Qwello sichert sich 65 Millionen Euro Fremdfinanzierung für Expansion

Der Ladeinfrastrukturanbieter Qwello hat sich bis zu 65 Millionen Euro Fremdfinanzierung gesichert. Die Mittel werden zur Refinanzierung eines Teils der Anschaffungskosten von Park & Charge (PnC) verwendet und unterstützen Qwellos laufende Expansion in Europa sowie das Wachstum von PnC.
Anfang des Jahres übernahm Qwello das 2016 gegründete niederländische Unternehmen Park & Charge. Trotz der Übernahme wird PnC auf seinem Heimatmarkt weiterhin unabhängig agieren und sich auf den Ausbau seiner Präsenz im öffentlichen Sektor konzentrieren. Ziel der Zusammenarbeit ist es, der steigenden Nachfrage nach Ladestationen in ganz Europa gerecht zu werden.

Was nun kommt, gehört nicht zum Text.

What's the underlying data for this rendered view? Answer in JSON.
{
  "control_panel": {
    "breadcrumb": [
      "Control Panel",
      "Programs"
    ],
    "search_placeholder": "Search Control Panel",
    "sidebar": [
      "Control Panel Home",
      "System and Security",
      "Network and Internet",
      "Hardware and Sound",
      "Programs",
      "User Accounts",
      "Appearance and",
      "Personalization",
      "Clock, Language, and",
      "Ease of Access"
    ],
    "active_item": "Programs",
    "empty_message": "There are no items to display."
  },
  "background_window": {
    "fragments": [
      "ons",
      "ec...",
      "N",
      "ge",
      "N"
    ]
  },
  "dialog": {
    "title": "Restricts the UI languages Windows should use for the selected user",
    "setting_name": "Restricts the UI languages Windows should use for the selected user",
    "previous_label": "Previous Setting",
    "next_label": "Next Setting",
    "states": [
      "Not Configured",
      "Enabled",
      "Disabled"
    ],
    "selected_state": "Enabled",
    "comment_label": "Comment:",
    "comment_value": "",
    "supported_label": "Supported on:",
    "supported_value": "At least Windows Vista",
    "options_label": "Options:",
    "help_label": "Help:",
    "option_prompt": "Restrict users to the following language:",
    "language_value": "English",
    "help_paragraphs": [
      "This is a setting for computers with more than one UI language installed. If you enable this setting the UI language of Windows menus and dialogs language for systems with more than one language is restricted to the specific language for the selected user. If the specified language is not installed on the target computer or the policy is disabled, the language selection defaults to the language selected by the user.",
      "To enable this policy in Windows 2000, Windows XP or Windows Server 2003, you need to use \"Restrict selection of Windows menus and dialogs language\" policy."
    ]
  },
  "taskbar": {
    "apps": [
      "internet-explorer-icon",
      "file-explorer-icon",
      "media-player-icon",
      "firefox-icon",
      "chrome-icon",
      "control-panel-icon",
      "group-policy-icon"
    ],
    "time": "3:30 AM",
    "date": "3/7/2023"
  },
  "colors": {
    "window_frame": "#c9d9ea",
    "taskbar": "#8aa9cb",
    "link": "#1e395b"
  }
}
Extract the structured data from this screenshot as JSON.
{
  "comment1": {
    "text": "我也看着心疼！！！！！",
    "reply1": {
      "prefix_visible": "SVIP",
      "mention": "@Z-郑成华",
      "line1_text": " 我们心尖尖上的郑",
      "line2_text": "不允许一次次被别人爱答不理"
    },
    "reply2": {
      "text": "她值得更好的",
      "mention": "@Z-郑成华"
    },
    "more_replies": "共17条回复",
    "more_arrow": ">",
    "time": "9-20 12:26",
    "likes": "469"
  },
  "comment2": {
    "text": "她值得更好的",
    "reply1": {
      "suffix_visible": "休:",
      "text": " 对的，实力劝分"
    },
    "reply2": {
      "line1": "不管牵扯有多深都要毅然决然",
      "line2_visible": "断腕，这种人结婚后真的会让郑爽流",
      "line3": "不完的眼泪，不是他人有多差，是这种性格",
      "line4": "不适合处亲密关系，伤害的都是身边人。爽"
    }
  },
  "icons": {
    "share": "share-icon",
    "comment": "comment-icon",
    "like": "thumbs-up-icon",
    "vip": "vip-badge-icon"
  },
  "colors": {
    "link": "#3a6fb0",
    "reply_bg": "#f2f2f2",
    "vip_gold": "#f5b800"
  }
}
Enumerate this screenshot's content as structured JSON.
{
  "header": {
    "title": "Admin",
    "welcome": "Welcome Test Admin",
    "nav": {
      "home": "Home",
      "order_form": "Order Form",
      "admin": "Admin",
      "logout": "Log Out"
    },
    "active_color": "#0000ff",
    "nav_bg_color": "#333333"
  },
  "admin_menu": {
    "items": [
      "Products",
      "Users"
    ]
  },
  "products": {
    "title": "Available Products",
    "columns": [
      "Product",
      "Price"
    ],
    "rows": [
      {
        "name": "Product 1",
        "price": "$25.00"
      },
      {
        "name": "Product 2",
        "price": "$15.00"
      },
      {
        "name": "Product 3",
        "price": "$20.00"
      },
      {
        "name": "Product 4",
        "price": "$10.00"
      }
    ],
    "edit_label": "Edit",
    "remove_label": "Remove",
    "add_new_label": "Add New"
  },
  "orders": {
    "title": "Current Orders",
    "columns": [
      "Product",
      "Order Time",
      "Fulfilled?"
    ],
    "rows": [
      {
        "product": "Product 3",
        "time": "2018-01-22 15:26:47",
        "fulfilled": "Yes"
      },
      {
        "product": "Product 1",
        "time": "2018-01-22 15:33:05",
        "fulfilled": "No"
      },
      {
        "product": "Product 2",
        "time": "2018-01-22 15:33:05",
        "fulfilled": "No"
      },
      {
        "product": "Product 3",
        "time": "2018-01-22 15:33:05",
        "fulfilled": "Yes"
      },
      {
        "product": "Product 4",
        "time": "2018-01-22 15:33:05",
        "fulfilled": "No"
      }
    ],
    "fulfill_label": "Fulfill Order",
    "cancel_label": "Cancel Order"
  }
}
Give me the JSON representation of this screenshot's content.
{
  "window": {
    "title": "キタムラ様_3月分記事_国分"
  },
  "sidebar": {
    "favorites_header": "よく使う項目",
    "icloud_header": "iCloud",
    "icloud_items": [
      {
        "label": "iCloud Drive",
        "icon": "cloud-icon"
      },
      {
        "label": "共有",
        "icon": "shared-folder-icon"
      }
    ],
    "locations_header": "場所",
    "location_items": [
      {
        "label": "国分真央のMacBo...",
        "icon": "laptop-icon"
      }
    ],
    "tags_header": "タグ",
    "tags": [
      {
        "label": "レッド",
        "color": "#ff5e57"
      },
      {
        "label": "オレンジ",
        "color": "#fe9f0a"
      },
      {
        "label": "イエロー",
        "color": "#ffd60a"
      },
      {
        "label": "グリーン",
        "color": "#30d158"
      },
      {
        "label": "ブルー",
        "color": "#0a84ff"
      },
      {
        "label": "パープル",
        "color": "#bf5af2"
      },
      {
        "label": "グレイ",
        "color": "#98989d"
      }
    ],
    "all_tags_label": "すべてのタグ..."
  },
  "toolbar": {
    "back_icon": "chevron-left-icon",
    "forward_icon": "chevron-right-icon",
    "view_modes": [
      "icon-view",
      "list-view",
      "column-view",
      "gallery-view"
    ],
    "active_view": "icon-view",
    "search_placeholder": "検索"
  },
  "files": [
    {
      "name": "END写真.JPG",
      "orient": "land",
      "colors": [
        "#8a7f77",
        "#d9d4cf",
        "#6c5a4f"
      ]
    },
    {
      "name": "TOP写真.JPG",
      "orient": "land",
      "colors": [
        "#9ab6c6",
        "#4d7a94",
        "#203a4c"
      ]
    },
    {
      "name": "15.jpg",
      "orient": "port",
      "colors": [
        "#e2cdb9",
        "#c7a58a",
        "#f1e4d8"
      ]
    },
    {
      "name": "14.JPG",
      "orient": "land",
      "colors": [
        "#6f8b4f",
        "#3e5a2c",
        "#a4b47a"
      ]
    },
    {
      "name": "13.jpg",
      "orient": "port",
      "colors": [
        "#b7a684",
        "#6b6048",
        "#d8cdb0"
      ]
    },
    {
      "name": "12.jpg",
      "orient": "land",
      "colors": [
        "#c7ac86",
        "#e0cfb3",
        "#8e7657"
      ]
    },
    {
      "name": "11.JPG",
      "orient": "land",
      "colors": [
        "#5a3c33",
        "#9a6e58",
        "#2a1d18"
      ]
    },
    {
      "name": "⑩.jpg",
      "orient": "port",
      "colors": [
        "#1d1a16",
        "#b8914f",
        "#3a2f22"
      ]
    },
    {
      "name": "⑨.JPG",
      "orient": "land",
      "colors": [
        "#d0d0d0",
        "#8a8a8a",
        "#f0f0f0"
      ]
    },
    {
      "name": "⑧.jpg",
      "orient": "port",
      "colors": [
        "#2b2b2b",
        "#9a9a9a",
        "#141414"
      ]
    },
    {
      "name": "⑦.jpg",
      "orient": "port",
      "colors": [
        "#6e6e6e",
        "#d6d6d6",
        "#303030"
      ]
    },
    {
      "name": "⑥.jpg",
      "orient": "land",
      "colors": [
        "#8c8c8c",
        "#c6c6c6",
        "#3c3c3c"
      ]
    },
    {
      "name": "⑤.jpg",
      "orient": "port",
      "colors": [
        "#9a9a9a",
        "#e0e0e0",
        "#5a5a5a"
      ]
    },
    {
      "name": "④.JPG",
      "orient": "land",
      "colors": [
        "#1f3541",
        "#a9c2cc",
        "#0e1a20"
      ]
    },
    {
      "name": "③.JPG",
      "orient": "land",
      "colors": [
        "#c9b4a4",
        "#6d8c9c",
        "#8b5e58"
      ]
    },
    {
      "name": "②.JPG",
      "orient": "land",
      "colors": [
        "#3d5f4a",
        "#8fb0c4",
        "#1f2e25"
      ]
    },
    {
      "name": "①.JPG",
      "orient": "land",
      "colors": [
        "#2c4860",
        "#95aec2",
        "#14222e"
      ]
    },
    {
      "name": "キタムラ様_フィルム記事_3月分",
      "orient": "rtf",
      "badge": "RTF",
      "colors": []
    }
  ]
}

Vier Monate nach der Übernahme gab Qwello die erfolgreiche Finanzierungsrunde unter der Leitung von ABN AMRO und Investec bekannt. Nach Angaben des Unternehmens wird die Finanzierungsrunde in Höhe von 65 Millionen Euro dazu beitragen, einen Teil der Übernahmekosten zu refinanzieren und Qwellos europäisches Wachstum sowie die weitere Entwicklung von PnC durch eine Investitionsfinanzierungsfazilität und einen revolvierenden Kredit zu unterstützen.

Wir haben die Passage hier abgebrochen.